Денис, шатаясь как пьяный, подошел к двери, хотел накинуть на петлю крючок, но резкий порыв ветра распахнул дверь настежь, бросил в предбанник ворох сухих листьев и пронзительно, как плакальщица, засвистел в дырявой крыше. И в облаке поднявшейся пыли Денис вдруг увидел в двадцати шагах от себя хрупкую маленькую фигурку, отчаянно защищавшуюся от ураганного ветра. Это была Финочка. Она шла в баню и несла на плече огромную корзину с бельем. Наклонив голову, она протирала свободной рукой засоренные песком глаза.
Денис беспомощно оглянулся на Манефу, хотел что-то сказать, но слова застряли в горле, и он, смутно понимая, что делает, перешагнул порог и прыгнул под откос в кусты бузины.
– Зачем?.. Не уходи! – слабо вскрикнула Манефа, вскакивая и бросаясь к дверям…
XXVI
Буря крепла. Холодный, сумасшедший ветер сорвал с кутка Гриши Банного лист ржавого железа и, протащив его по воздуху добрых сто метров, швырнул на камни. Тучи совсем опустились на землю. Треск стоял такой, словно при пожаре. Гигантская береза, что росла немного в стороне от бани, с грохотом повалилась, ломая тонкую молодую ольху на склоне оврага. Где-то хрипел пароход, где-то били в набат.

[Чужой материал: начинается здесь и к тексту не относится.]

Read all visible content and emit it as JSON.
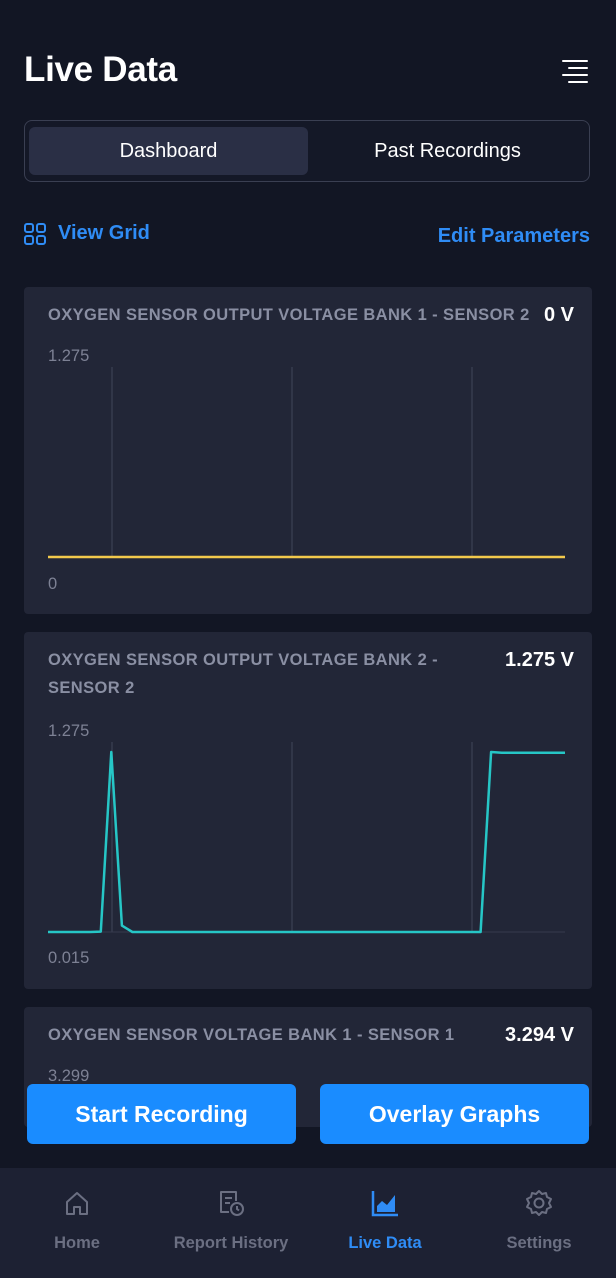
{
  "header": {
    "title": "Live Data",
    "menu_icon": "menu-lines-icon"
  },
  "segmented": {
    "tabs": [
      {
        "label": "Dashboard",
        "active": true
      },
      {
        "label": "Past Recordings",
        "active": false
      }
    ]
  },
  "actions": {
    "view_grid_label": "View Grid",
    "view_grid_icon": "grid-icon",
    "edit_parameters_label": "Edit Parameters"
  },
  "cards": [
    {
      "title": "OXYGEN SENSOR OUTPUT VOLTAGE BANK 1 - SENSOR 2",
      "value": "0 V",
      "y_max": "1.275",
      "y_min": "0",
      "line_color": "#f2c94c"
    },
    {
      "title": "OXYGEN SENSOR OUTPUT VOLTAGE BANK 2 - SENSOR 2",
      "value": "1.275 V",
      "y_max": "1.275",
      "y_min": "0.015",
      "line_color": "#26c6c6"
    },
    {
      "title": "OXYGEN SENSOR VOLTAGE BANK 1 - SENSOR 1",
      "value": "3.294 V",
      "y_max": "3.299"
    }
  ],
  "chart_data": [
    {
      "type": "line",
      "title": "OXYGEN SENSOR OUTPUT VOLTAGE BANK 1 - SENSOR 2",
      "ylim": [
        0,
        1.275
      ],
      "grid": true,
      "series": [
        {
          "values": [
            0,
            0,
            0,
            0,
            0,
            0,
            0,
            0,
            0,
            0,
            0,
            0,
            0,
            0,
            0,
            0,
            0,
            0,
            0,
            0,
            0,
            0,
            0,
            0,
            0,
            0,
            0,
            0,
            0,
            0
          ]
        }
      ]
    },
    {
      "type": "line",
      "title": "OXYGEN SENSOR OUTPUT VOLTAGE BANK 2 - SENSOR 2",
      "ylim": [
        0.015,
        1.275
      ],
      "grid": true,
      "series": [
        {
          "values": [
            0.015,
            0.015,
            0.015,
            0.015,
            0.015,
            0.018,
            1.275,
            0.06,
            0.015,
            0.015,
            0.015,
            0.015,
            0.015,
            0.015,
            0.015,
            0.015,
            0.015,
            0.015,
            0.015,
            0.015,
            0.015,
            0.015,
            0.015,
            0.015,
            0.015,
            0.015,
            0.015,
            0.015,
            0.015,
            0.015,
            0.015,
            0.015,
            0.015,
            0.015,
            0.015,
            0.015,
            0.015,
            0.015,
            0.015,
            0.015,
            0.015,
            0.015,
            1.275,
            1.27,
            1.27,
            1.27,
            1.27,
            1.27,
            1.27,
            1.27
          ]
        }
      ]
    }
  ],
  "bottom_buttons": {
    "start_recording": "Start Recording",
    "overlay_graphs": "Overlay Graphs"
  },
  "nav": [
    {
      "label": "Home",
      "icon": "home-icon",
      "active": false
    },
    {
      "label": "Report History",
      "icon": "report-history-icon",
      "active": false
    },
    {
      "label": "Live Data",
      "icon": "chart-icon",
      "active": true
    },
    {
      "label": "Settings",
      "icon": "gear-icon",
      "active": false
    }
  ],
  "colors": {
    "accent": "#2f8cf5",
    "background": "#121624",
    "card": "#222637"
  }
}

– Боже мой, что же это? Что же это? – шептал дрожащий и жалкий Денис.
Без шапки, без зипуна, с блуждающими глазами, он пробирался сквозь кусты, разрывая колючками рубашку, в кровь царапая ветками лицо и грудь.
А на берегу, уронив голову на вытянутые руки с кистями, похожими на увядшие листья, сидел по-прежнему неподвижно Гриша Банный и, казалось, не слышал ни рева волн, ни свиста ветра.

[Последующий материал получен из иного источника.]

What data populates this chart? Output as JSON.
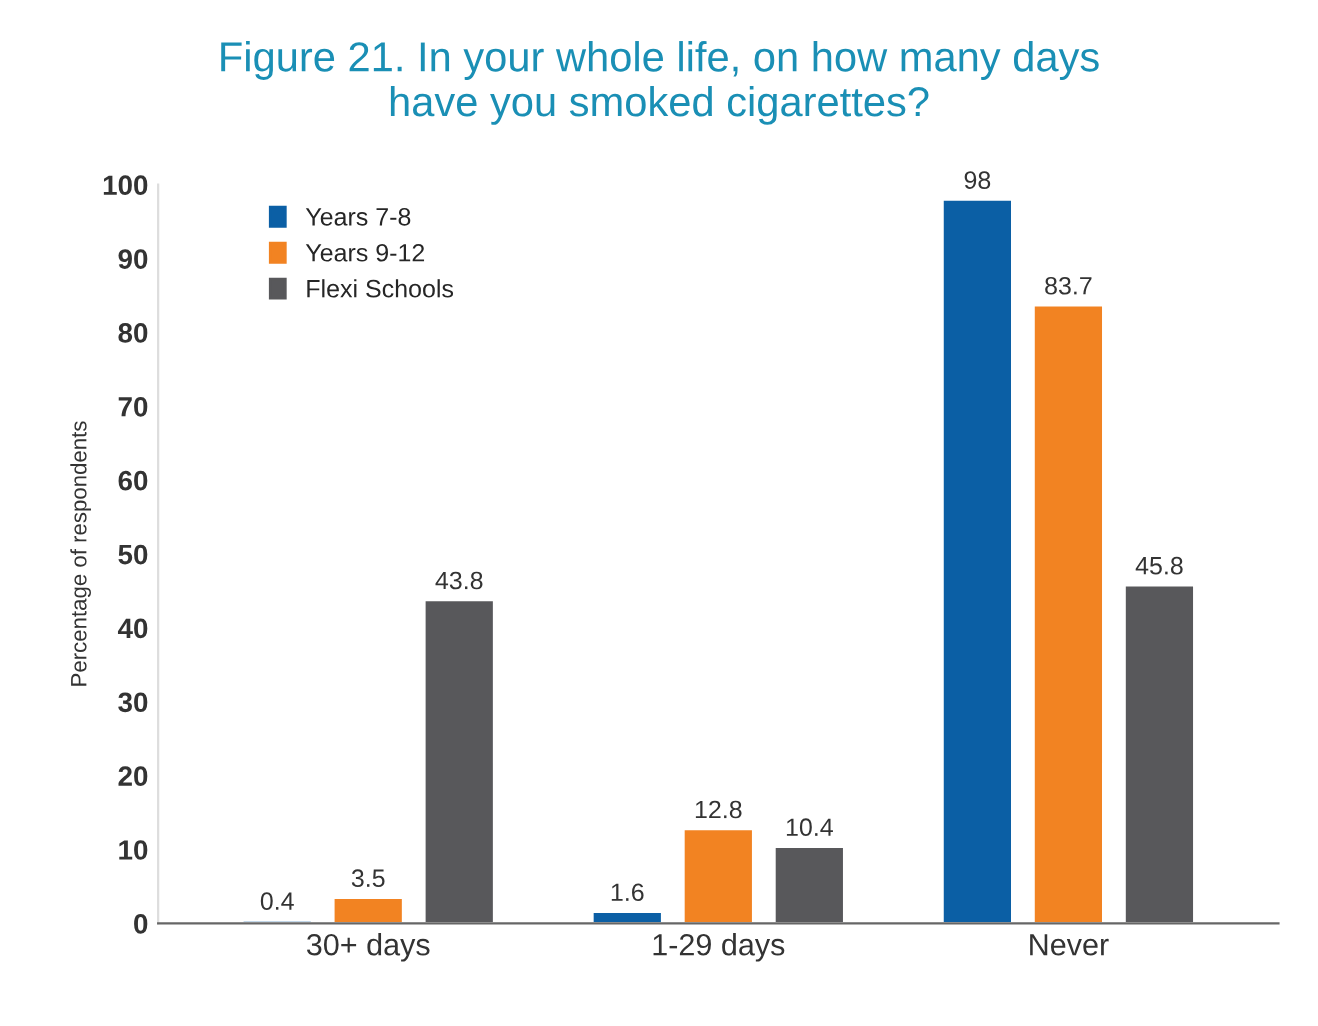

Кричали петухи. За окном синел рассвет. Морозило. Тетка Таисия, сумрачная и сгорбленная, ополоснулась под скрипучим рукомойником, вытерлась жестким, как рогожа, полотенцем, сняла с гвоздя лестовку и прошла в моленную. Разноцветная дерюжка узкой полоской стлалась от двери к киоту. Темные лики святых в тусклых ризах смотрели холодно и неподвижно, и только в углу, где теплилась неугасимая лампадка, тусклый свет озарял лицо Богоматери, и оно светлым желтоватым пятном выделялось на темной стене. И здесь за окном синел рассвет, и синела кафельная печь возле двери.

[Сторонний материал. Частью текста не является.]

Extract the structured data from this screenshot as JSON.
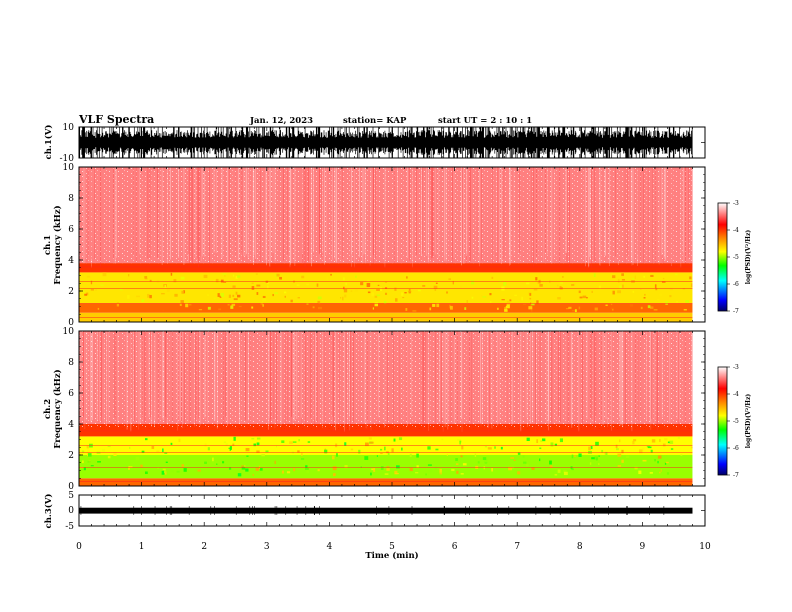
{
  "header": {
    "title": "VLF Spectra",
    "date": "Jan. 12, 2023",
    "station": "station= KAP",
    "start": "start  UT =   2 : 10 : 1"
  },
  "chart_data": [
    {
      "type": "line",
      "name": "ch1-waveform",
      "ylabel": "ch.1(V)",
      "ylim": [
        -10,
        10
      ],
      "yticks": [
        "10",
        "-10"
      ],
      "xlim": [
        0,
        10
      ],
      "x_end_data": 9.8,
      "note": "dense black waveform, saturating between -10 and 10"
    },
    {
      "type": "heatmap",
      "name": "ch1-spectrogram",
      "ylabel": "ch.1\nFrequency  (kHz)",
      "ylim": [
        0,
        10
      ],
      "yticks": [
        "0",
        "2",
        "4",
        "6",
        "8",
        "10"
      ],
      "xlim": [
        0,
        10
      ],
      "x_end_data": 9.8,
      "bands": [
        {
          "f_low": 0.0,
          "f_high": 0.6,
          "level": "-4.6"
        },
        {
          "f_low": 0.6,
          "f_high": 1.2,
          "level": "-4.2"
        },
        {
          "f_low": 1.2,
          "f_high": 3.2,
          "level": "-4.7"
        },
        {
          "f_low": 3.2,
          "f_high": 3.8,
          "level": "-4.0"
        },
        {
          "f_low": 3.8,
          "f_high": 10.0,
          "level": "-3.4"
        }
      ],
      "colorbar": {
        "ticks": [
          "-3",
          "-4",
          "-5",
          "-6",
          "-7"
        ],
        "label": "log(PSD)(V²/Hz)"
      }
    },
    {
      "type": "heatmap",
      "name": "ch2-spectrogram",
      "ylabel": "ch.2\nFrequency  (kHz)",
      "ylim": [
        0,
        10
      ],
      "yticks": [
        "0",
        "2",
        "4",
        "6",
        "8",
        "10"
      ],
      "xlim": [
        0,
        10
      ],
      "x_end_data": 9.8,
      "bands": [
        {
          "f_low": 0.0,
          "f_high": 0.5,
          "level": "-4.2"
        },
        {
          "f_low": 0.5,
          "f_high": 2.0,
          "level": "-5.0"
        },
        {
          "f_low": 2.0,
          "f_high": 3.2,
          "level": "-4.8"
        },
        {
          "f_low": 3.2,
          "f_high": 4.0,
          "level": "-4.0"
        },
        {
          "f_low": 4.0,
          "f_high": 10.0,
          "level": "-3.4"
        }
      ],
      "colorbar": {
        "ticks": [
          "-3",
          "-4",
          "-5",
          "-6",
          "-7"
        ],
        "label": "log(PSD)(V²/Hz)"
      }
    },
    {
      "type": "line",
      "name": "ch3-waveform",
      "ylabel": "ch.3(V)",
      "ylim": [
        -5,
        5
      ],
      "yticks": [
        "5",
        "0",
        "-5"
      ],
      "xlim": [
        0,
        10
      ],
      "x_end_data": 9.8,
      "note": "narrow black band near 0"
    }
  ],
  "xaxis": {
    "label": "Time  (min)",
    "ticks": [
      "0",
      "1",
      "2",
      "3",
      "4",
      "5",
      "6",
      "7",
      "8",
      "9",
      "10"
    ]
  },
  "colors": {
    "cmap": [
      "#000066",
      "#0000ff",
      "#00ffff",
      "#00ff00",
      "#ffff00",
      "#ff8000",
      "#ff0000",
      "#ffffff"
    ]
  }
}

Тетка Таисия поправила фитилек в лампадке, опустилась на колени и задумалась. Вчера был у нее и пил чай отец Сергий из Спасского. Жаловался, что притесняет его сельсовет, притесняет и прихожан и, кажется, просит городские власти дать разрешение на закрытие церкви для устройства там клуба. Это последнюю-то церковь в округе! Мало ли раскулаченных крестьян, мало ли домов опустелых, – так нет: надо обязательно в церкви устроить клуб. Чем молодежь по клубам гонять, лучше бы к вере приучали, а то растут, живут, а про Бога не вспомнят. Вот Манефа: ко всему, кажется, приучилась, и по дому, и по хозяйству, а в Бога заставить верить – так и не удалось матери. Лба перекрестить не умеет.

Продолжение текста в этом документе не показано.